Trust the people, and they will become trustworthy.
Let yourself be seen and watch how you are recognized.
See through someone and watch as they tell you the truth.
I believe that to “see right through someone”, to see someone as they truly are, deep inside their center, is an honor. If only we could all be transparent. If only we could all see straight through each other, right to the core. We would all be a bit easier to love, a little more gentle on a fellow stranger.
Yet the vocabulary frames transparency as a failure. A failure that they didn’t shield themselves from us properly, that we were able to see into who they are too quickly, that they have accidentally poured themselves all over us. And then, we reject them on the basis that they have lied to us.
Have they? Have they lied to you? Or have you seen into a part of them that was begging to be seen? Did you get a glimpse under the armor? What if they are not revealing duplicity but rather, a deeper inner life?
I’m asking us to change how we think about authenticity. We are as authentic as we give ourselves permission to be. The extent to which we let ourselves live in our own light is contingent on how much we trust. Permission to be ourselves is tied up in how people have historically demonstrated their care for us. There are a thousand reasons to shield our most authentic selves from a stranger, and even so, I’m choosing to challenge this. As much as we would like to believe so, trust cannot only be earned. Giving trust first takes faith, too. Do you have faith that you are worth loving? Do you believe you are worthy of being seen? Will you believe that humanity is good, that a stranger deserves your trust, that your vulnerability will reward you in the end?
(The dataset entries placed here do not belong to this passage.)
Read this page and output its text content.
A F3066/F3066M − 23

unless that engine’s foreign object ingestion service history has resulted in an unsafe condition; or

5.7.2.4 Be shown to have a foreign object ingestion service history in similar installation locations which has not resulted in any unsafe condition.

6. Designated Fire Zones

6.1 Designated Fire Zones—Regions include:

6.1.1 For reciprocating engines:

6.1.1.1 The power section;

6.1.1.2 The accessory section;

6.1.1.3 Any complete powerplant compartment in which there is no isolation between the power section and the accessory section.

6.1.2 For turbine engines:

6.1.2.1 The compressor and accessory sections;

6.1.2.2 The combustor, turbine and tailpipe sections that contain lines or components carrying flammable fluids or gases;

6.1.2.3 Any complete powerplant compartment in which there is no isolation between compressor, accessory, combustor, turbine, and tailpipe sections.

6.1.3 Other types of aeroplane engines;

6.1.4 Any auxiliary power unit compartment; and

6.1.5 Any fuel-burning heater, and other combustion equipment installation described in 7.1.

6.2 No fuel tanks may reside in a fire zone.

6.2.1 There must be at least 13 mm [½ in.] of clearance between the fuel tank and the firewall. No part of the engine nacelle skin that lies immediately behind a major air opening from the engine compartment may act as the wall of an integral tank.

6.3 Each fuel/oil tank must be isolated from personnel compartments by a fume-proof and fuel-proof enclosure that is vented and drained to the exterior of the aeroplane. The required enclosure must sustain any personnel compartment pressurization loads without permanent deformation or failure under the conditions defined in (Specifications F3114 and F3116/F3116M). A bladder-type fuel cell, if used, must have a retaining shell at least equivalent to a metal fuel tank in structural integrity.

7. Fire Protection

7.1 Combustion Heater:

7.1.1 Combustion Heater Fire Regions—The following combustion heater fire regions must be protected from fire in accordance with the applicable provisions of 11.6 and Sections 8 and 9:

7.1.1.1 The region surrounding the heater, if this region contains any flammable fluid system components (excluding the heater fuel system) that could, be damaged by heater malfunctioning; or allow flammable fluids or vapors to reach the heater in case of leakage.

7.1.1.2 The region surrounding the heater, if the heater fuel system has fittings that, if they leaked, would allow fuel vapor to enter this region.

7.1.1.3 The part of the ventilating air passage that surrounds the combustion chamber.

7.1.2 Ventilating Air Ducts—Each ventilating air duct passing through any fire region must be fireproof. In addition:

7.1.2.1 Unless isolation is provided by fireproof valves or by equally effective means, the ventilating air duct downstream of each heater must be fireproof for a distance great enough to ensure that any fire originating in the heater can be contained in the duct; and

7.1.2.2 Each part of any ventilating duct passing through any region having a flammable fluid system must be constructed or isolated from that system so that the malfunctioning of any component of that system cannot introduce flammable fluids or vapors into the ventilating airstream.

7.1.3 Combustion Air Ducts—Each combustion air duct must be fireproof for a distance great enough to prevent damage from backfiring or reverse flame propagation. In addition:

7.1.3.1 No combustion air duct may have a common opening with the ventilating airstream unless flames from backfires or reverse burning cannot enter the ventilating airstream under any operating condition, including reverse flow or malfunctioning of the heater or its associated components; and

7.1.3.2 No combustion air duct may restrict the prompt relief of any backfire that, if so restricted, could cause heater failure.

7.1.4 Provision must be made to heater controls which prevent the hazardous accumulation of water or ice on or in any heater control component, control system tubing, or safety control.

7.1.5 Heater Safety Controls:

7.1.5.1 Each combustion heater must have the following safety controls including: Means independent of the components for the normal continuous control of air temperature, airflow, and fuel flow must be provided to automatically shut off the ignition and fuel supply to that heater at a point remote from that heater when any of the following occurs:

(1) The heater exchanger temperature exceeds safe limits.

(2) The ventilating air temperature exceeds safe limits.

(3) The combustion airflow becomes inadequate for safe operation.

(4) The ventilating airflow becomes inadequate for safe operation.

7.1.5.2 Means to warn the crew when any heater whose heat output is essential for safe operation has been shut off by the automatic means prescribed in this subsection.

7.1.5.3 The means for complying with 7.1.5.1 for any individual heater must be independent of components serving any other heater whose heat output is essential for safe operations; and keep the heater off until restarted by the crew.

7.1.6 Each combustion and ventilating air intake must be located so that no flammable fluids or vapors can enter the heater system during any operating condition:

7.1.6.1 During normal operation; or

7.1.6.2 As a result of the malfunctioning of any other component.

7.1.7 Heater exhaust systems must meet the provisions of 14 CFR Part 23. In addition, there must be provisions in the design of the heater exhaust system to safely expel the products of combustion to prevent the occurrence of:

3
It is practically impossible see someone in all that they are and not love them. In our full complexities, with all our strengths and struggles, mistakes and miracles, there is simply no other way to be except in love. I’m asking you to love the people with mismatched surfaces and centers. With enough love, their surfaces will become clear and we will all reap the gifts of their deep, true visibility.
I pay attention and look for the cracks in the armor, and find many beautiful, suffering people this way. People who are setting themselves free, for whom the water now runs clear.
When I was sixteen, I needed someone to understand me when I had no words to be understood. Now, I sow the seeds of vulnerability and watch as they bloomed into a small garden of precious, lovely people around me. These people let me see deep into their centers and look straight into mine. We belong to each other. Just as before, I never know the moment where we become each other’s keeper, but we know it as a universal truth. It’s soul-shivering business, being a part of someone in this way. It’s a mystery and a miracle, how we have found each other. I believe it is because we had the courage to let ourselves be seen by the other. Our emotional nakedness is so intimate.
Belonging to and with each other is the best and most beautiful part of me. And to my sweet-hearted transparent people, I need you to know: I love seeing you in all you are. Thank you for opening your inner life to me. You are such a gift. You make me to feel deeper than I knew possible. Your truest, deepest self leaks into the world because you deserve to be known fully. You push me, hard. You orient me upwards. I am more of myself because you have shown me who you are.